The City of Logansport and Inovateus Solar held a “Pizza and Solar” event on Thursday evening where they presented a planned solar project to citizens and listened to the concerns of those who live nearby.

Last month, the Logansport Utility Service Board voted 5-0 to approve a proposal from Inovateus to install the solar farm.

Jordan Richardson represented Invovateus Solar and provided a thorough presentation regarding the city’s proposed solar farm on the property in the 1400 block of Holland Street owned by Milt Cole and Jim Donato.

Richardson said there are a number of factors for why a solar project may be located in a certain area including availability of land, quality of land, shade, the opportunity to conserve trees and access to power lines that can accept renewable energy.

The city requires a 30-foot buffer zone from property lines.

Inovateus, which previously installed solar panels on the former Continental Steel site in Kokomo, is working with three Logansport lenders to secure funding for the project. Its goal is to begin the project before the end of 2019 when the 30 percent solar tax credit is scheduled to expire.

Prior to beginning the question-and-answer portion of the meeting, Richardson asked for audience members to be patient and respectful of each other.

“The most important reason of why we’re here is to be patient and respectful as there are some necessary emotions as there always is with development that are attached around the project,” he said.

Rene Torres lives on Kiesling Road and while he said he loves solar energy, he doesn’t agree with the location of the proposed project.
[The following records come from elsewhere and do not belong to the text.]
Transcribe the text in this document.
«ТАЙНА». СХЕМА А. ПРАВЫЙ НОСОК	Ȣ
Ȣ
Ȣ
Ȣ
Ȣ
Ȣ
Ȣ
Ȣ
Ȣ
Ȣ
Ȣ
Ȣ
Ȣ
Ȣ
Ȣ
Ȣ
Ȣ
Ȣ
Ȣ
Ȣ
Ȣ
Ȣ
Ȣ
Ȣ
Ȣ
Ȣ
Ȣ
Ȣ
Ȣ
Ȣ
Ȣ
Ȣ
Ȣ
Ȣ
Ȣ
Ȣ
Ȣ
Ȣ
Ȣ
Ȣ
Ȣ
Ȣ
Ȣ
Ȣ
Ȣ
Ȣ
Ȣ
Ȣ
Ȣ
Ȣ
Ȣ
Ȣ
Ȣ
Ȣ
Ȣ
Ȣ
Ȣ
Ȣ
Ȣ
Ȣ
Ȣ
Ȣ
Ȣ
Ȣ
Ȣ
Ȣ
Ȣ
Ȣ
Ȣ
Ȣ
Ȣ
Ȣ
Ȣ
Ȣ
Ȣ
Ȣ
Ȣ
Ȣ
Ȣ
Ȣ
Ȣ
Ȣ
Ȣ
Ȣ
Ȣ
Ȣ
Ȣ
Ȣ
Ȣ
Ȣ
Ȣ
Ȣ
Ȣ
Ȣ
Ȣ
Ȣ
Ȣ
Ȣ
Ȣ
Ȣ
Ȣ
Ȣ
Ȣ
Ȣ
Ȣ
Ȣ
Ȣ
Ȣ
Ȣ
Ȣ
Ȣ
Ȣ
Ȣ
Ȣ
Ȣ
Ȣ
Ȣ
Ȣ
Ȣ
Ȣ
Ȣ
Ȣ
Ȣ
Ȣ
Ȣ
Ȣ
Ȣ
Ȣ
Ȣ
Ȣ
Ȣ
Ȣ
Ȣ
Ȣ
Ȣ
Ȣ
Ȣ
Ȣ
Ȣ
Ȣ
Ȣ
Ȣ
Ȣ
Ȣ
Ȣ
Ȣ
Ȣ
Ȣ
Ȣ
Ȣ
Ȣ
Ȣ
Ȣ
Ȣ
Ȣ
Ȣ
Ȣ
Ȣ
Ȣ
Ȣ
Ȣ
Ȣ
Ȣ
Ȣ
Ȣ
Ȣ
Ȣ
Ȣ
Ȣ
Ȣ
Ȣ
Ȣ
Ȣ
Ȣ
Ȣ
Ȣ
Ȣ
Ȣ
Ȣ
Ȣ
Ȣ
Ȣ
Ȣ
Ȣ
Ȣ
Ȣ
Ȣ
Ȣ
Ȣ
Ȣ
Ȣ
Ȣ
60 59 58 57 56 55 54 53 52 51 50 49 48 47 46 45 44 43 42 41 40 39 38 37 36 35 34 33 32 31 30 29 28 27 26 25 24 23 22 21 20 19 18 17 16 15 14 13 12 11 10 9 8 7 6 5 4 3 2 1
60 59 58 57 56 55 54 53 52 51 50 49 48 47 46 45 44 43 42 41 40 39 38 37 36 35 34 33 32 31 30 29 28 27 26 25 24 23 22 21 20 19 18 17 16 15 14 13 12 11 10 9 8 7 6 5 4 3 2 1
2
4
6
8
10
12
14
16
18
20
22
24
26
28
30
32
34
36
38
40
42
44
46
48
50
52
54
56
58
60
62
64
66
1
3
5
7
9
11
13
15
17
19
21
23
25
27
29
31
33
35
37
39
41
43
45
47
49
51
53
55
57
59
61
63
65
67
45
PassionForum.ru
“We’re farmer folk over there — we grew up with goats, chickens and everything. I grew up playing soccer in those fields with my friends,” Torres said. “A lot of the way of life here could be greatly changed. We want this area to stay as pretty as it has been and we want to see the project happen somewhere else.”

The proposed solar project would be next to Dave and Cindy Barron’s property on three sides.

“I would like to know if there anybody in this room that wishes they were me right now and would like to live there,” Cindy said. “I don’t think anyone in here wants to be me right now, living in that little square surrounded by solar panels. If you’re going to answer honestly, I don’t think there’s anybody in this room that wishes they were me right now.”

Other concerned residents said that the proposed project could potentially lower surrounding property values. Richardson referred to a study conducted across Indiana and Illinois that showed the value of properties within one mile of a solar farm increased by approximately two percent after installation.

Plans call for LMU to purchase solar power from Inovateus, with an option to purchase the solar field or terminate the agreement after more than two decades. The utility’s existing agreement with Next Era allows LMU to purchase even more of its power from solar power built in the community.

Inovatues will be working to provide the public renderings of the proposed project and the buffer zones between properties.

A petition of Inovatues Solar requesting a use variance, special exception and other variances relating to solar energy systems will be heard in front of the Logansport Board of Zoning Appeals on Monday, Nov. 18 at 5 p.m. in the City Council chambers.

City officials have been working on plans for solar panel installation at the former Trelleborg site on the northwest side. More environmental remediation below the surface of the land is necessary before solar panels can be installed there. That property is owned by the city.

Solar power in Indiana continues to be on the rise in recent years thanks to new technological improvements and a variety of regulatory actions and financial incentives — particularly the 30 percent federal tax credit for any size project.

In Indiana, the electric utility industry is pursuing a variety of green power initiatives to help municipalities meet their financial and renewable energy goals, including the development of renewable generation facilities, agreements to purchase renewable energy on the wholesale electric market and green power billing options for customers.

In 2018, Indiana ranked 29th among U.S. states for installed solar power. It’s estimated that 18 percent of electricity in Indiana could be provided by rooftop solar panels.